Santiment: Begeisterung kein Zeichen für Bitcoin-Boden
Santiment stellt in einer aktuellen Analyse fest, dass die Anzahl der Kommentare über „den Dip kaufen“ in sozialen Medien in den letzten Tagen stark zugenommen hat. Laut Analyst Brian Quinlivan ist das kein gutes Zeichen: Es deutet auf Nervosität unter den Anlegern hin, die auf schnelle Gewinne hoffen, jetzt, wo die Preise niedriger sind. Aber dieser massive Kaufdrang weist laut Santiment gerade nicht auf einen Marktboden hin.
Auch bekannte Namen wie Lark Davis und BitiBull ermutigen ihre Follower jetzt einzusteigen. Dennoch warnt Santiment: „Ein echter Boden entsteht selten, wenn jeder begeistert ist zu kaufen.“ Gerade wenn der Markt von Angst, Zweifel und Zurückhaltung dominiert wird – und niemand es mehr wagt einzusteigen – zeigt sich oft, dass dies der Moment ist, in dem der Kurs wirklich dreht.
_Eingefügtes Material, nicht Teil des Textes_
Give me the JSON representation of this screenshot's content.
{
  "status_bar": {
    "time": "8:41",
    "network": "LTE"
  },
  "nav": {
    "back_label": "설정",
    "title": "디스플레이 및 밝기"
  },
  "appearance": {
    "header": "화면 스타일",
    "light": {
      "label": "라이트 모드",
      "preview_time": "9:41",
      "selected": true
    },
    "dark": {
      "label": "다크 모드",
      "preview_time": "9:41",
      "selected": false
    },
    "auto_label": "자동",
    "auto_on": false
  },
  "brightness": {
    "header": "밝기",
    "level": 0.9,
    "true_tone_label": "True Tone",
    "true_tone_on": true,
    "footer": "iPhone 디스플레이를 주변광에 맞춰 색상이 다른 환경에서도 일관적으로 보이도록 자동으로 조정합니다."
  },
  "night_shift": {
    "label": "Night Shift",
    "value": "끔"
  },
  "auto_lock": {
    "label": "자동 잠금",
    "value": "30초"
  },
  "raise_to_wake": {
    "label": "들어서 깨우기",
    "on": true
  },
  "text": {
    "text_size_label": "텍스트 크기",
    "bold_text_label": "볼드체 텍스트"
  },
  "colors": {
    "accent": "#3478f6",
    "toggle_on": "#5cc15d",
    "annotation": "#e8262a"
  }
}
Ein Blick auf den Crypto Fear & Greed Index zeigt, dass das Marktsentiment derzeit bei 48 liegt. Das ist ein neutrales Niveau, weit entfernt von der Panik, die normalerweise einem Kursboden vorausgeht. Mit anderen Worten: Es gibt noch Raum für einen weiteren Rückgang.
Bitcoin gefangen unter ‚Ichimoku-Wolke‘
Auch aus technischer Sicht sieht das Bild düster aus. Analyst CryptostarExpert weist auf die Position von Bitcoin unter der sogenannten Ichimoku-Wolke hin, einem Indikator, der oft verwendet wird, um Trends und Widerstände zu identifizieren. Solange BTC unter dieser Wolke bleibt, überwiegt das negative Momentum.
Laut dem Analysten erhöht das die Wahrscheinlichkeit, dass der Bitcoin-Kurs weiter in Richtung niedrigerer Unterstützungsniveaus fällt.